Das 14 pessoas, sete são homens e sete mulheres, de diferentes idades e tempo de acolhimento no NIS. Cinco delas optaram por voltar para a cidade de origem e as demais conseguiram uma nova casa para morar em Petrópolis. Nos dois casos (embarque para outro município ou mudança para uma residência), há um trabalho efetivo para tornar a nova vida possível.
Autonomia financeira, cuidados com saúde, busca por familiares
Para o início da reinserção, a primeira ação é o cuidado em garantir que a pessoa acolhida tenha condições financeiras de sustento. Por isso, os técnicos do NIS buscam informações sobre benefícios sociais ou previdenciários que os acolhidos possam ter direito – como Bolsa Família ou BPC – ou então ajudam na busca por um trabalho (colaboram com a montagem de currículos, informam sobre vagas de emprego disponíveis).
Outro ponto importante são os cuidados com a saúde física e mental, já que as pessoas passam a viver de forma independente a partir da reinserção. Neste momento, há um cuidado particular também se o acolhido precisa de suporte para tratamento contra alcoolismo ou dependência química – nesse caso, é feito encaminhamento para o Caps-AD.
“Tudo é feito com muita segurança, para garantir que as pessoas que estão sendo reinseridas não fiquem desamparadas”, apontou a coordenadora do NIS, Daniela Cajado.

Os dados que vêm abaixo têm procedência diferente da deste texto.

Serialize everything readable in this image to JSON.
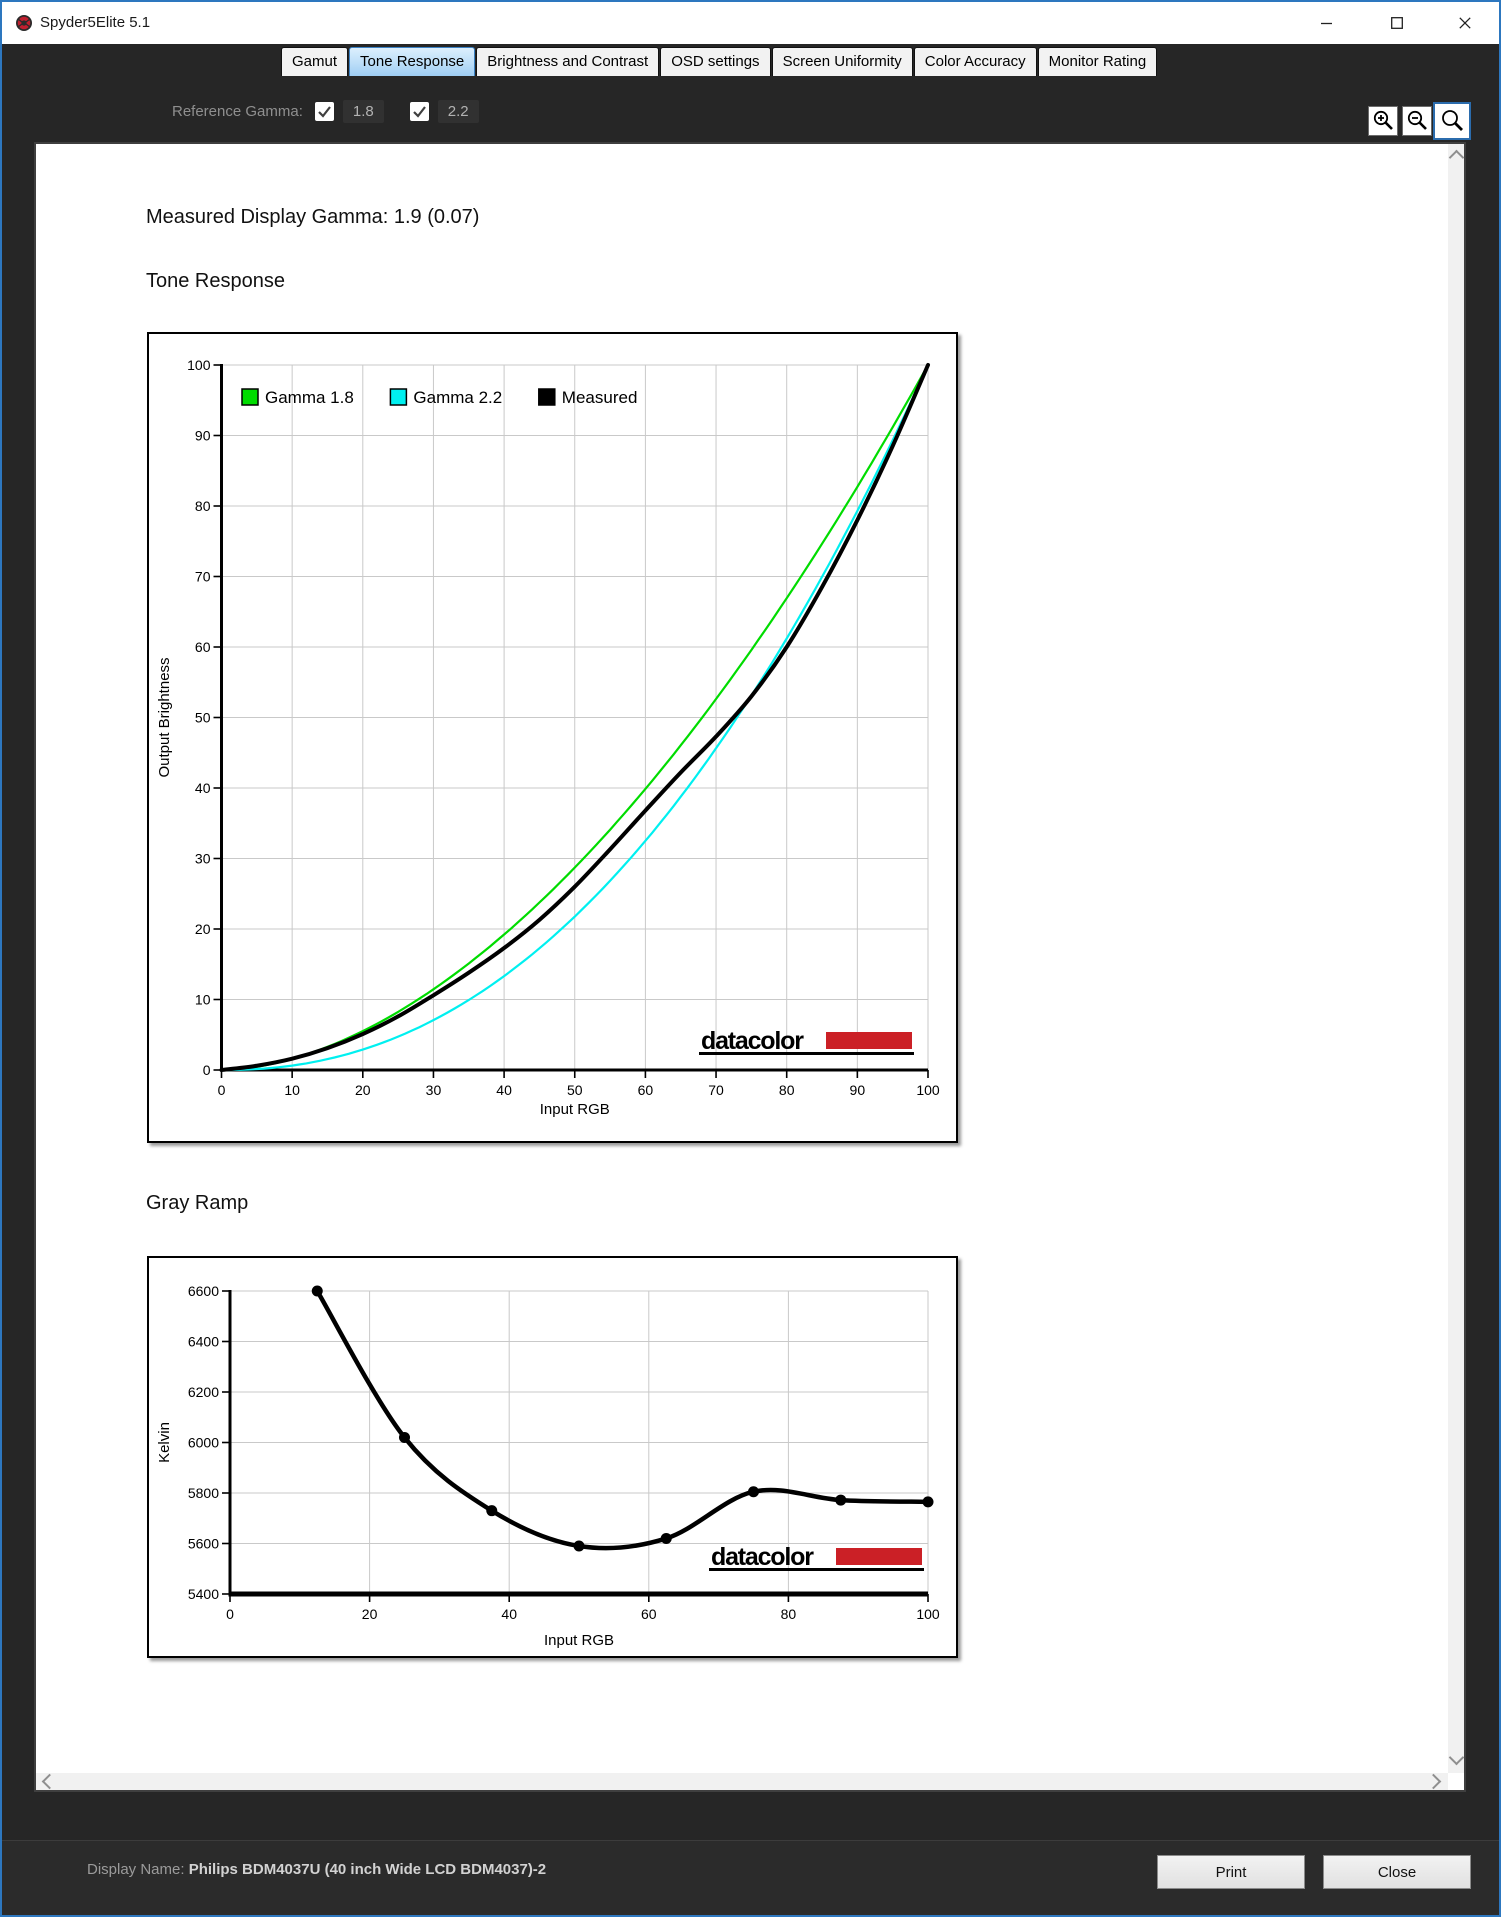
{
  "window": {
    "title": "Spyder5Elite 5.1"
  },
  "window_controls": {
    "minimize": "minimize",
    "maximize": "maximize",
    "close": "close"
  },
  "tabs": [
    {
      "label": "Gamut",
      "selected": false
    },
    {
      "label": "Tone Response",
      "selected": true
    },
    {
      "label": "Brightness and Contrast",
      "selected": false
    },
    {
      "label": "OSD settings",
      "selected": false
    },
    {
      "label": "Screen Uniformity",
      "selected": false
    },
    {
      "label": "Color Accuracy",
      "selected": false
    },
    {
      "label": "Monitor Rating",
      "selected": false
    }
  ],
  "reference_gamma": {
    "label": "Reference Gamma:",
    "options": [
      {
        "label": "1.8",
        "checked": true
      },
      {
        "label": "2.2",
        "checked": true
      }
    ]
  },
  "zoom_tools": [
    {
      "name": "zoom-in",
      "selected": false
    },
    {
      "name": "zoom-out",
      "selected": false
    },
    {
      "name": "zoom-reset",
      "selected": true
    }
  ],
  "headings": {
    "measured_gamma": "Measured Display Gamma: 1.9 (0.07)",
    "tone_response": "Tone Response",
    "gray_ramp": "Gray Ramp"
  },
  "logo": {
    "text": "datacolor",
    "red": "#cb2026"
  },
  "colors": {
    "gamma18": "#00dc00",
    "gamma22": "#00f0f0",
    "measured": "#000000",
    "grid": "#c9c9c9",
    "accent_blue": "#2d77bf"
  },
  "chart_data": [
    {
      "type": "line",
      "title": "Tone Response",
      "xlabel": "Input RGB",
      "ylabel": "Output Brightness",
      "xlim": [
        0,
        100
      ],
      "ylim": [
        0,
        100
      ],
      "xticks": [
        0,
        10,
        20,
        30,
        40,
        50,
        60,
        70,
        80,
        90,
        100
      ],
      "yticks": [
        0,
        10,
        20,
        30,
        40,
        50,
        60,
        70,
        80,
        90,
        100
      ],
      "grid": true,
      "legend_position": "top-left-inside",
      "series": [
        {
          "name": "Gamma 1.8",
          "color": "#00dc00",
          "gamma": 1.8,
          "width": 2.2
        },
        {
          "name": "Gamma 2.2",
          "color": "#00f0f0",
          "gamma": 2.2,
          "width": 2.2
        },
        {
          "name": "Measured",
          "color": "#000000",
          "width": 4,
          "points": [
            [
              0,
              0
            ],
            [
              5,
              0.6
            ],
            [
              10,
              1.6
            ],
            [
              15,
              3.1
            ],
            [
              20,
              5.1
            ],
            [
              25,
              7.6
            ],
            [
              30,
              10.6
            ],
            [
              35,
              13.8
            ],
            [
              40,
              17.3
            ],
            [
              45,
              21.3
            ],
            [
              50,
              26
            ],
            [
              55,
              31.3
            ],
            [
              60,
              36.8
            ],
            [
              65,
              42.2
            ],
            [
              70,
              47.3
            ],
            [
              75,
              53
            ],
            [
              80,
              60
            ],
            [
              85,
              68.5
            ],
            [
              90,
              78
            ],
            [
              95,
              88.5
            ],
            [
              100,
              100
            ]
          ]
        }
      ]
    },
    {
      "type": "line",
      "title": "Gray Ramp",
      "xlabel": "Input RGB",
      "ylabel": "Kelvin",
      "xlim": [
        0,
        100
      ],
      "ylim": [
        5400,
        6600
      ],
      "xticks": [
        0,
        20,
        40,
        60,
        80,
        100
      ],
      "yticks": [
        5400,
        5600,
        5800,
        6000,
        6200,
        6400,
        6600
      ],
      "grid": true,
      "series": [
        {
          "name": "Gray Ramp",
          "color": "#000000",
          "width": 4.5,
          "markers": true,
          "marker_radius": 5.5,
          "points": [
            [
              12.5,
              6600
            ],
            [
              25,
              6020
            ],
            [
              37.5,
              5730
            ],
            [
              50,
              5590
            ],
            [
              62.5,
              5620
            ],
            [
              75,
              5805
            ],
            [
              87.5,
              5772
            ],
            [
              100,
              5765
            ]
          ]
        }
      ]
    }
  ],
  "status": {
    "label": "Display Name: ",
    "value": "Philips BDM4037U (40 inch Wide LCD BDM4037)-2"
  },
  "buttons": {
    "print": "Print",
    "close": "Close"
  }
}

Em todo momento, há a busca ativa por familiares. As equipes tentam fazer contatos para verificar a possibilidade de restabelecer vínculos com parentes próximos. Um dos casos de reinserção ocorreu exatamente dessa forma: um homem retornou para a casa da mãe.
Acompanhamento
Os técnicos do NIS também têm um papel decisivo na busca por uma nova casa para promover a reinserção dos acolhidos, orientando sobre imóveis disponíveis para aluguel e colaborando para mobiliar a residência. Uma nova reinserção deve acontecer nas próximas semanas e, para este caso, os colaboradores já ajudaram na aquisição de móveis e eletrodomésticos, como armário, cama e fogão.
Uma vez reinseridos, as equipes seguem mantendo contato, oferecendo suporte durante um período para que as pessoas tenham condições de seguir em frente, com objetivo de evitar que voltem ao ciclo de vulnerabilidade.
NIS
O NIS é o serviço de acolhimento institucional do município que abriga, atualmente, cerca de 65 pessoas. Geralmente, o acolhimento ocorre após a abordagem social promovida pela Secretaria de Assistência Social e o atendimento inicial realizado no Centro Pop, onde as pessoas em situação de rua conseguem suporte para serviços essenciais, como alimentação, banho e guarda de pertences, além de encaminhamentos para emissão de documentos, atendimento em saúde, acesso a benefícios eventuais, entre outros. O NIS também oferece alimentação, banho e ainda a possibilidade de passar a noite.
“Trabalho de abordagem e acolhimento de pessoas em situação de rua é humanizado em todas as fases. Desde o primeiro momento, nossas equipes procuram ouvir essas pessoas para entender as necessidades delas e oferecer o atendimento mais adequado. O foco é sempre retomar a vida dessa pessoa na sociedade e restabelecer os vínculos familiares, sempre que possível, respeitando a liberdade de cada um e com dignidade”, afirmou o secretário de Assistência Social, Wesley Barreto.